Gardens have long been an integral part of Chinese culture, written about by scholars and prized by emperors and priests; think of Chinese scrolls traced with plum blossoms and wood-block prints etched with pine branches or bamboo. The West has not only received a great number of fine plants from China, it's also been influenced by the Chinese appreciation of plants, by their ideas on striving to have something in bloom year-round, and by their treasuring shape as well as bloom. A surprising number of our showiest and favorite plants are native to China, brought to the Western world by early plant explorers.Many varieties of crabapples, chrysanthemums, lilacs, wisteria, azaleas, rhododendron, camellias, and peonies originated in China, where they have been important in gardens, literature, and art for centuries.

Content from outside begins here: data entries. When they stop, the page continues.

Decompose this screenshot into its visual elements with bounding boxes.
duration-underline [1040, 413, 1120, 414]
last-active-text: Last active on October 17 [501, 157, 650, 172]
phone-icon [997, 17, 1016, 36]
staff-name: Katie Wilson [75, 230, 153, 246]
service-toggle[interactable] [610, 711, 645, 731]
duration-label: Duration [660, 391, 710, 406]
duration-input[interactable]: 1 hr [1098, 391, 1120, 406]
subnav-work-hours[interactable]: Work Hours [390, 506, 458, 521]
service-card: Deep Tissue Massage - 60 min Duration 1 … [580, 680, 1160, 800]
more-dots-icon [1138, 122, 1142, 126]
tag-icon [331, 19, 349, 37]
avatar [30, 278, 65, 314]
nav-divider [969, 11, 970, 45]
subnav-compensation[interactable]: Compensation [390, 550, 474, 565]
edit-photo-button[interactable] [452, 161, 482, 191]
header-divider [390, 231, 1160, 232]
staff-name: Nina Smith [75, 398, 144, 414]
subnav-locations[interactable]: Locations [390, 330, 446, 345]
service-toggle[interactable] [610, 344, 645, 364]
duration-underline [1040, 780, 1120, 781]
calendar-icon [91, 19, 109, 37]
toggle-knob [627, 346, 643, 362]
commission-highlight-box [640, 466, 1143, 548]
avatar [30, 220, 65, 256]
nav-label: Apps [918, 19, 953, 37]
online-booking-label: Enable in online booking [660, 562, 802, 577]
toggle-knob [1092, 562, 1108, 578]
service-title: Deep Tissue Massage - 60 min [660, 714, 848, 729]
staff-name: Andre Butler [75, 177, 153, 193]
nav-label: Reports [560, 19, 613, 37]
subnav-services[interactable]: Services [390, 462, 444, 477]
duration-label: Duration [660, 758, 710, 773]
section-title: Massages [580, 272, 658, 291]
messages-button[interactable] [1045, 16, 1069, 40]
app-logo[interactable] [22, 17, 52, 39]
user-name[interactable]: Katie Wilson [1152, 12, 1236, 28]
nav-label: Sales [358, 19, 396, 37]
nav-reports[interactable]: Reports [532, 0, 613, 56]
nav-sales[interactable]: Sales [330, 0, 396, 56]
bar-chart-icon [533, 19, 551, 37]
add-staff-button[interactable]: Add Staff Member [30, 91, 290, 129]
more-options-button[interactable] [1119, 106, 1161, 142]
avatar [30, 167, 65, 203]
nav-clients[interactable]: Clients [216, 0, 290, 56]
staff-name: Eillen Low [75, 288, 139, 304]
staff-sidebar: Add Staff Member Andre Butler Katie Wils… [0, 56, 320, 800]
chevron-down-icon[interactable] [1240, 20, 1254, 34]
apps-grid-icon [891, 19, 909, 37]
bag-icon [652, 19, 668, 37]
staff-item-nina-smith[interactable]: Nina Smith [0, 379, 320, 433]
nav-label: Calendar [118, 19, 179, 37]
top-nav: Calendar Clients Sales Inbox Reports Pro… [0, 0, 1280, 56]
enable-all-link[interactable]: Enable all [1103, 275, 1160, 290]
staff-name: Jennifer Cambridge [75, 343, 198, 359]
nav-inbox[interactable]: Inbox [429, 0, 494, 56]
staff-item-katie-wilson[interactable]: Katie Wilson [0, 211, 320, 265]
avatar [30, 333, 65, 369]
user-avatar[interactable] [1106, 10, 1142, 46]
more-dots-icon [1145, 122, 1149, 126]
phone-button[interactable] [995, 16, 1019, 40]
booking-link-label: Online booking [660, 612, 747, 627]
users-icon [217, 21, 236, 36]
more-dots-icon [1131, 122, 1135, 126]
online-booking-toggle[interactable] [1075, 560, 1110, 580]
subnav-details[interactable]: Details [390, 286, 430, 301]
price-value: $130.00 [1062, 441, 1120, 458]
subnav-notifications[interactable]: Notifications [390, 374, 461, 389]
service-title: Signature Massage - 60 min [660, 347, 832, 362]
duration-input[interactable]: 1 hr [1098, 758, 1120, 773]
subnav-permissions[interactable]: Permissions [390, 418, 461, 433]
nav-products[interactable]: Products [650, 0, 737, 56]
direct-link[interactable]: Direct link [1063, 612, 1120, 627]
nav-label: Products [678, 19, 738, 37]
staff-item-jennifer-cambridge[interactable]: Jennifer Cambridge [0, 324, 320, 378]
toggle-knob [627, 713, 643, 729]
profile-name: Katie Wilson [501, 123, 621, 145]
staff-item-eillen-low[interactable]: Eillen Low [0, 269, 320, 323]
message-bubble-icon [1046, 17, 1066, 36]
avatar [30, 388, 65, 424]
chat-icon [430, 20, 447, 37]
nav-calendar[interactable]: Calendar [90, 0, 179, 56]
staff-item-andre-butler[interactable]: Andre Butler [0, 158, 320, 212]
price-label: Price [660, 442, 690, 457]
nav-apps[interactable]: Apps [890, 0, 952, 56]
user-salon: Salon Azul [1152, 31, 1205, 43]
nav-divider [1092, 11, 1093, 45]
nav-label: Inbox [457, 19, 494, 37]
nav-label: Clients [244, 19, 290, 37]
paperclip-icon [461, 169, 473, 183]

Peter Valder's discussion of more than 400 garden-worthy plants includes color photographs, history, information on native habitat, and cultural suggestions. The photos are large and lovely, the information thorough and useful, and to help us remember the origin of each plant he has included the Chinese letters and common names, which are charming. The Chinese name for mock orange (Philadelphus) translates as "peace and tranquility flower"; "beautiful woman banana" is the translated common name for canna lilies. No matter what the name, Chinese plants deserve space in our gardens, and Valder has written a book that intrigues us with their history and educates us about how best to grow them. --Valerie Easton
It is hard to imagine gardens without peonies, flowering peaches, camellias, gardenias, azaleas, wisteria, forsythia, crabapples, and the host of other ornamentals that were introduced first in Chinese gardens. And the development of the modern repeat-flowering roses would not have occurred had the so-called monthly roses not been brought to Europe from China. In spite of the romance and excitement generated by the discoveries of the famous plant hunters in the wilds of China, the Chinese plants with the greatest impact on the gardens of the world have actually come from Chinese gardens and nurseries.